Liquid metal has been used to create silicon at much lower temperatures than previously possible - and could dramatically reduce the cost of solar panels and electronics.
Converting sand into silicon usually takes a huge amount of energy. Several intensive reactions in excess of 2000 degrees F are required to turn silicon dioxide into crystalline silicon, and as a result it has a major impact on the environment.
But thanks to a new technique that might be about to change.
Researchers at the University of Michigan have been able to make silicon at just 180 degrees F, after working out how to use liquid metal.
It's similar to a trick you can do in your kitchen, the team explains, where water is super-saturated with sugar which can then spontaneously form rock candy.
"Instead of water, we're using liquid metal, and instead of sugar, we're using silicon," said Stephen Maldonado, professor of chemistry and applied physics.
His team made a solution with silicon tetrachloride and layered it over a liquid gallium electrode.
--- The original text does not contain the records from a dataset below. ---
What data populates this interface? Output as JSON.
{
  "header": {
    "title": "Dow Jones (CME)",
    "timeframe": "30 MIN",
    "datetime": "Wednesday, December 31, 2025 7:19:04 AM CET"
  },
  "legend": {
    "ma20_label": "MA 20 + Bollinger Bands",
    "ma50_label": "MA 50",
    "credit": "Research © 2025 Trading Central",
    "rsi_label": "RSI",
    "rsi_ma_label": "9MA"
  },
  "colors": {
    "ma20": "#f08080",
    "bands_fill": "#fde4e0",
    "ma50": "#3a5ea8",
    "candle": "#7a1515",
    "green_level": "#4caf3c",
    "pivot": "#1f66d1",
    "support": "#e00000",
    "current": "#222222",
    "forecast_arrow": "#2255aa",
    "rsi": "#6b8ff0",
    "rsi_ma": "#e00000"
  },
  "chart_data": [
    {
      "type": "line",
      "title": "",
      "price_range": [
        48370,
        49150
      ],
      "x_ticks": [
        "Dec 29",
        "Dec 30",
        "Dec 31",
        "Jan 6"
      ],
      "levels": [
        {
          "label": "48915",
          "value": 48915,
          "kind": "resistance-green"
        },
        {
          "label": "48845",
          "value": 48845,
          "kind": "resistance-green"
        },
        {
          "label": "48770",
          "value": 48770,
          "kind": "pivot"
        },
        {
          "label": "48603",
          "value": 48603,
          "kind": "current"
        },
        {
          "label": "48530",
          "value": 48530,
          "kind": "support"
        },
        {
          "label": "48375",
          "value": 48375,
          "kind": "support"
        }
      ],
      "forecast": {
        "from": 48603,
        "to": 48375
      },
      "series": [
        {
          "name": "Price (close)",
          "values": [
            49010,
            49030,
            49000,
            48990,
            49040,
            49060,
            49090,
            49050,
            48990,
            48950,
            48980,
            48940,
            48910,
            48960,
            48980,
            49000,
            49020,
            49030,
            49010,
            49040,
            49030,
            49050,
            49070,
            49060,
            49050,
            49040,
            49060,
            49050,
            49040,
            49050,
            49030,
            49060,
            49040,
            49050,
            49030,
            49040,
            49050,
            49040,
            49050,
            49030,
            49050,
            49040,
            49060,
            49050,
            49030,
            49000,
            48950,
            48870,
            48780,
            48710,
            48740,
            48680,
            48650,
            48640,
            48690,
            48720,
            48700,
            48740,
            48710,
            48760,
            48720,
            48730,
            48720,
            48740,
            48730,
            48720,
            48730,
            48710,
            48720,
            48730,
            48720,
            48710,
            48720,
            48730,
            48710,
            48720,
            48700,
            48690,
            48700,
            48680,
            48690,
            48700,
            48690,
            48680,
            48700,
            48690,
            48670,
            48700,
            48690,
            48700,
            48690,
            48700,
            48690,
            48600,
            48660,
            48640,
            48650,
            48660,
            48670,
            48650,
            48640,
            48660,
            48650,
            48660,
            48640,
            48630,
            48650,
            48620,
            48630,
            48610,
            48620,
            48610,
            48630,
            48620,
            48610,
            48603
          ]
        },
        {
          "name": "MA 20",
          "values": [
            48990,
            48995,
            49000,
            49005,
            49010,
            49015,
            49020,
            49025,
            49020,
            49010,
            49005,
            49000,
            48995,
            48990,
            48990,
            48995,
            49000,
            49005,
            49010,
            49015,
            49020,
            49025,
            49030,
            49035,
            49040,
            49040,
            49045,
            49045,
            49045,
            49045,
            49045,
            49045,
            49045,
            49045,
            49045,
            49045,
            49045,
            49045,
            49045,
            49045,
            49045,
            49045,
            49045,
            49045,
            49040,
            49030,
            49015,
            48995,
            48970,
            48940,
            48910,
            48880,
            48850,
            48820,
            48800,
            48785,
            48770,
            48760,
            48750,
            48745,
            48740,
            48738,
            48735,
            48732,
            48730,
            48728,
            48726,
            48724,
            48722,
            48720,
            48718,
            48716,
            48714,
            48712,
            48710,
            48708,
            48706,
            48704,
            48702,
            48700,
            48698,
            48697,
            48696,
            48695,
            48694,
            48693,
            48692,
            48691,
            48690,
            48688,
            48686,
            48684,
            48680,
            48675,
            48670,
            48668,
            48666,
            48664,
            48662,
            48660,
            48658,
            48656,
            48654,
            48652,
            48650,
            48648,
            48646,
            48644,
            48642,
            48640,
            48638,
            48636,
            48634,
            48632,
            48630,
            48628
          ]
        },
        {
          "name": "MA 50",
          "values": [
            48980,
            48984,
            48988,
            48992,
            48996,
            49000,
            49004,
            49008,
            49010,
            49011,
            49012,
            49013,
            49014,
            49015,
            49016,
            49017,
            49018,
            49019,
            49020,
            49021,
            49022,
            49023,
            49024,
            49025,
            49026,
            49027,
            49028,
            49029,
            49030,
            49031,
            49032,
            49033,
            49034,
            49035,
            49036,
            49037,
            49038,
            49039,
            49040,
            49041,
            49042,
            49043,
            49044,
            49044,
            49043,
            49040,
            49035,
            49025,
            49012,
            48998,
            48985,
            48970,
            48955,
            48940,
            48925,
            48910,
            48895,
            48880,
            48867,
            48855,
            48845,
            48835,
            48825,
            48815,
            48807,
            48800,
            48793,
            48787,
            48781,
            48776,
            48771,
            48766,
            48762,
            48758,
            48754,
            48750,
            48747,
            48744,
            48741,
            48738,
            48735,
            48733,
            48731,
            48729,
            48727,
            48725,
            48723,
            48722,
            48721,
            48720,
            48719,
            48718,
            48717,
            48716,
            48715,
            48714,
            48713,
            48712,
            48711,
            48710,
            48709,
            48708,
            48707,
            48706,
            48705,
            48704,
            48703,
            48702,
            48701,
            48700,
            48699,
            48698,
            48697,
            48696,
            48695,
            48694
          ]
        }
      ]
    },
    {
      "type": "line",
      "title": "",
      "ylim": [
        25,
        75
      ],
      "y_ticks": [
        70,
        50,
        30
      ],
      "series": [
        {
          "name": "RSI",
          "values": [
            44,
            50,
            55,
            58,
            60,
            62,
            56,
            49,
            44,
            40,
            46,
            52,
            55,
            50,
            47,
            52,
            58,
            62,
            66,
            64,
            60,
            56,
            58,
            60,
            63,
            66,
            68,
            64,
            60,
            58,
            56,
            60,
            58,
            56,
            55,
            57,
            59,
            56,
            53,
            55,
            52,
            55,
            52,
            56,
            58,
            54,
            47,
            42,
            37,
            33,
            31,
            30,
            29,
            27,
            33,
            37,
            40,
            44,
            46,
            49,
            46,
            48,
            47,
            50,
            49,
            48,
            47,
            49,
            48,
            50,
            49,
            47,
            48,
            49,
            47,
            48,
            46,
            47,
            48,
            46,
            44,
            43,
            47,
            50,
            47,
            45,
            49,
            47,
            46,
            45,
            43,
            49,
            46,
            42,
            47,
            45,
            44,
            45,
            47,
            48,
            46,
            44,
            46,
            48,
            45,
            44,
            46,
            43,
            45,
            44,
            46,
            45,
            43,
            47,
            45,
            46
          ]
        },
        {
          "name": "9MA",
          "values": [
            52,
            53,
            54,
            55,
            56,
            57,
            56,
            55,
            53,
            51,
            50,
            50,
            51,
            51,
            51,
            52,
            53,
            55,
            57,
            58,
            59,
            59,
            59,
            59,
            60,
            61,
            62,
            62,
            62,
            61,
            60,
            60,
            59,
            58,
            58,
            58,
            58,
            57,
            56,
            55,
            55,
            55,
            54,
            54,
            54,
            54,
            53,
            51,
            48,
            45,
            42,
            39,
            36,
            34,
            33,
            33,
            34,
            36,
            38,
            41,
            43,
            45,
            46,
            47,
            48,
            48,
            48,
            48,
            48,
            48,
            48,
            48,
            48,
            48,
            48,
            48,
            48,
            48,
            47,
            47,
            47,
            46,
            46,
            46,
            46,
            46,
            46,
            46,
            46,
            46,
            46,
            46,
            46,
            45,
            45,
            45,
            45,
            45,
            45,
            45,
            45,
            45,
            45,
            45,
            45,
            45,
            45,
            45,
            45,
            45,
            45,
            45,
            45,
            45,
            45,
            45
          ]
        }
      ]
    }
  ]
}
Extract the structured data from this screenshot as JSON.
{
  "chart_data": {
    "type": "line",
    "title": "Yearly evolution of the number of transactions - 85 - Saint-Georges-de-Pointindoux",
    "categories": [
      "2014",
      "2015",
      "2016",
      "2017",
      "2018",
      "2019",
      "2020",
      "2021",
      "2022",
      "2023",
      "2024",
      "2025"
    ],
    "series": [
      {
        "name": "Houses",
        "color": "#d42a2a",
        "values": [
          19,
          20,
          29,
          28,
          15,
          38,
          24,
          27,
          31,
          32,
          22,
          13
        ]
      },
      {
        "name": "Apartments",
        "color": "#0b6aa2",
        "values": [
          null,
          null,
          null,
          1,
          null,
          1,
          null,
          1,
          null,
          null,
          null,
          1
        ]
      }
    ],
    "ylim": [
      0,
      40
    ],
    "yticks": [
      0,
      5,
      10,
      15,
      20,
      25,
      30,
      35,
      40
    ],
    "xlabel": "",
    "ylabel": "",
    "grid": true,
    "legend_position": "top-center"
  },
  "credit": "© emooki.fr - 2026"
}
They explain in a press release that the electrons from the metal converted the silicon tetrachloride into pure silicon, which was dissolved in the liquid metal.
So far the crystals of silicon forming on the surface are small, but the researchers hope to push the technique to the point where they could make larger versions for use in solar panels, for instance.
"It's too premature to estimate precisely how much the process could lower the price of silicon, but the potential for a scalable, dramatically less expensive and more environmentally benign process is there," Maldonado said. "The dream ultimately is to go from sand to crystalline silicon in one step. There's no fundamental law that says this can't be done."